En ce joyeux jour, le funambule n’hésita pas : pour apporter sa contribution à la fête, il donnerait un spectacle. Une corde fut donc trouvée et tendue entre deux bâtiments à trois ou quatre mètres du sol.
L’homme n’avait pas pratiqué depuis longtemps. Sa première tentative fut un échec. La seconde aussi. Mais Reb Futerfass nota qu’il ne tombait pas comme, d’ordinaire, on voit quelqu’un tomber. Plutôt, ses chutes ressemblaient à celles d’un chat. Il paraissait rebondir sur le sol et repartait immédiatement à l’assaut de la corde.

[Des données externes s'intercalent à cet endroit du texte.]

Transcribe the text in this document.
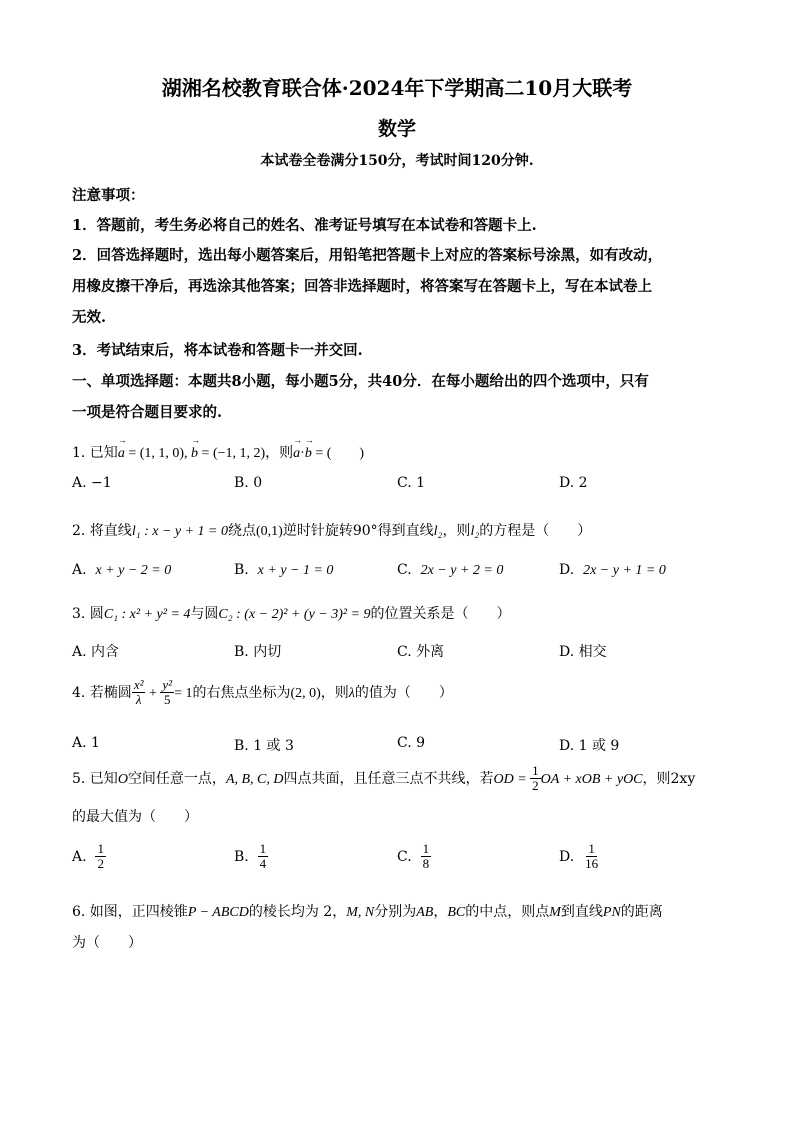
湖湘名校教育联合体·2024年下学期高二10月大联考
数学
本试卷全卷满分150分，考试时间120分钟.
注意事项：
1．答题前，考生务必将自己的姓名、准考证号填写在本试卷和答题卡上.
2．回答选择题时，选出每小题答案后，用铅笔把答题卡上对应的答案标号涂黑，如有改动，
用橡皮擦干净后，再选涂其他答案；回答非选择题时，将答案写在答题卡上，写在本试卷上
无效.
3．考试结束后，将本试卷和答题卡一并交回.
一、单项选择题：本题共8小题，每小题5分，共40分．在每小题给出的四个选项中，只有
一项是符合题目要求的.
1. 已知→ a = (1, 1, 0), → b = (−1, 1, 2)，则→ a·→ b = (　　)
A. −1	B. 0	C. 1	D. 2
2. 将直线l₁ : x − y + 1 = 0绕点(0,1)逆时针旋转90°得到直线l₂，则l₂的方程是（　　）
A. x + y − 2 = 0	B. x + y − 1 = 0	C. 2x − y + 2 = 0	D. 2x − y + 1 = 0
3. 圆C₁ : x² + y² = 4与圆C₂ : (x − 2)² + (y − 3)² = 9的位置关系是（　　）
A. 内含	B. 内切	C. 外离	D. 相交
4. 若椭圆 $\frac{\text{x²}}{\lambda} + \frac{\text{y²}}{5} = 1$的右焦点坐标为(2, 0)，则λ的值为（　　）
A. 1	B. 1 或 3	C. 9	D. 1 或 9
5. 已知O空间任意一点，A, B, C, D四点共面，且任意三点不共线，若OD = $\frac{1}{2}$ OA + xOB + yOC，则2xy
的最大值为（　　）
A. $\frac{1}{2}$	B. $\frac{1}{4}$	C. $\frac{1}{8}$	D. $\frac{1}{16}$
6. 如图，正四棱锥P − ABCD的棱长均为 2，M, N分别为AB，BC的中点，则点M到直线PN的距离
为（　　）
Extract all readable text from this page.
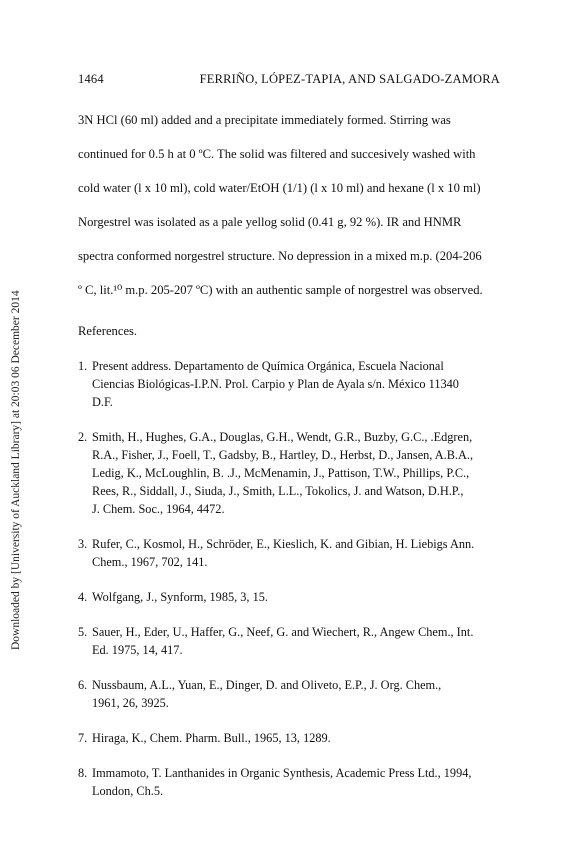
Downloaded by [University of Auckland Library] at 20:03 06 December 2014
1464	FERRIÑO, LÓPEZ-TAPIA, AND SALGADO-ZAMORA

3N HCl (60 ml) added and a precipitate immediately formed. Stirring was

continued for 0.5 h at 0 ºC. The solid was filtered and succesively washed with

cold water (l x 10 ml), cold water/EtOH (1/1) (l x 10 ml) and hexane (l x 10 ml)

Norgestrel was isolated as a pale yellog solid (0.41 g, 92 %). IR and HNMR

spectra conformed norgestrel structure. No depression in a mixed m.p. (204-206

º C, lit.¹⁰ m.p. 205-207 ºC) with an authentic sample of norgestrel was observed.

References.
1. Present address. Departamento de Química Orgánica, Escuela Nacional
Ciencias Biológicas-I.P.N. Prol. Carpio y Plan de Ayala s/n. México 11340
D.F.
2. Smith, H., Hughes, G.A., Douglas, G.H., Wendt, G.R., Buzby, G.C., .Edgren,
R.A., Fisher, J., Foell, T., Gadsby, B., Hartley, D., Herbst, D., Jansen, A.B.A.,
Ledig, K., McLoughlin, B. .J., McMenamin, J., Pattison, T.W., Phillips, P.C.,
Rees, R., Siddall, J., Siuda, J., Smith, L.L., Tokolics, J. and Watson, D.H.P.,
J. Chem. Soc., 1964, 4472.
3. Rufer, C., Kosmol, H., Schröder, E., Kieslich, K. and Gibian, H. Liebigs Ann.
Chem., 1967, 702, 141.
4. Wolfgang, J., Synform, 1985, 3, 15.
5. Sauer, H., Eder, U., Haffer, G., Neef, G. and Wiechert, R., Angew Chem., Int.
Ed. 1975, 14, 417.
6. Nussbaum, A.L., Yuan, E., Dinger, D. and Oliveto, E.P., J. Org. Chem.,
1961, 26, 3925.
7. Hiraga, K., Chem. Pharm. Bull., 1965, 13, 1289.
8. Immamoto, T. Lanthanides in Organic Synthesis, Academic Press Ltd., 1994,
London, Ch.5.
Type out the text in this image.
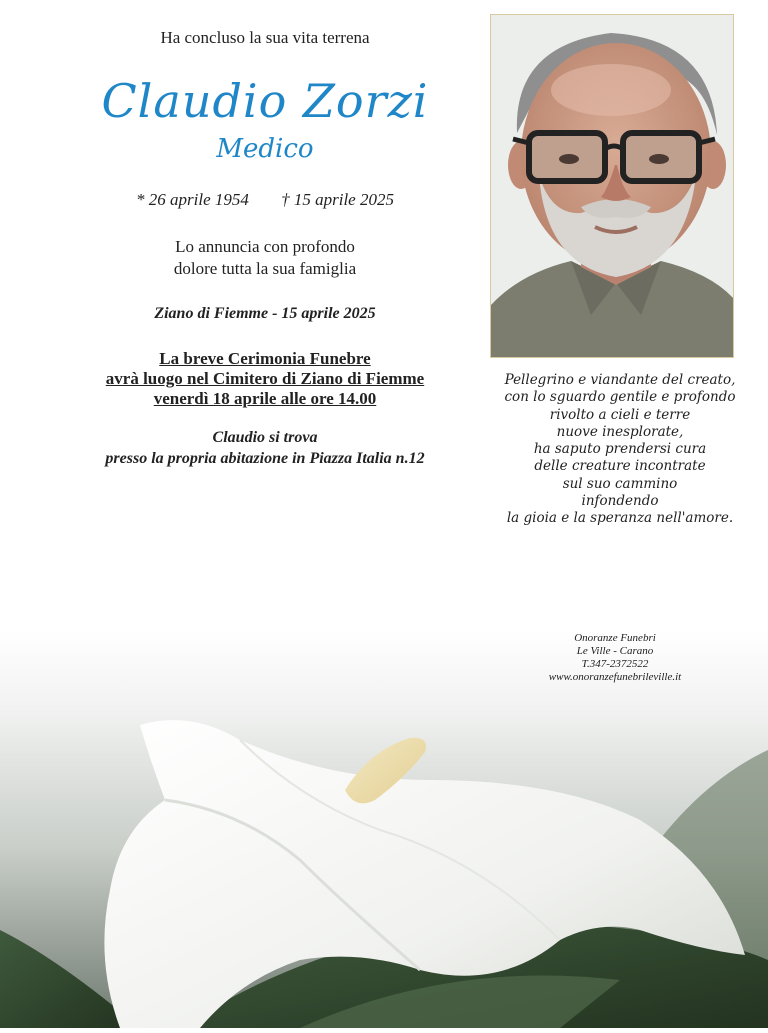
Ha concluso la sua vita terrena
Claudio Zorzi
Medico
* 26 aprile 1954 † 15 aprile 2025
Lo annuncia con profondo
dolore tutta la sua famiglia
Ziano di Fiemme - 15 aprile 2025
La breve Cerimonia Funebre
avrà luogo nel Cimitero di Ziano di Fiemme
venerdì 18 aprile alle ore 14.00
Claudio si trova
presso la propria abitazione in Piazza Italia n.12
Pellegrino e viandante del creato,
con lo sguardo gentile e profondo
rivolto a cieli e terre
nuove inesplorate,
ha saputo prendersi cura
delle creature incontrate
sul suo cammino
infondendo
la gioia e la speranza nell'amore.
Onoranze Funebri
Le Ville - Carano
T.347-2372522
www.onoranzefunebrileville.it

Enfin, sous les vivats et les applaudissements, il effectua, de bout en bout, son parcours aérien.
Revenu au sol il apostropha Reb Mendel :
« Alors Rabbi, tu vois, je te l’avais bien dit que j’étais capable de marcher sur une corde ! »
Reb Mendel Futerfass qui savait trouver en tout un enseignement apporté par la Providence divine l’interrogea : comment donc faisait-il ?
« C’est simple, répondit le funambule, l’important c’est de toujours regarder droit devant soi le but à atteindre. Il ne faut jamais le quitter des yeux, jamais ! Le plus difficile d’ailleurs sur la corde c’est de se retourner. Parce que là, tu comprends, pendant une seconde tu perds de vue le but et alors, tout de suite, tu risques la chute. Ah oui ! Pour se retourner, il faut beaucoup d’entraînement ».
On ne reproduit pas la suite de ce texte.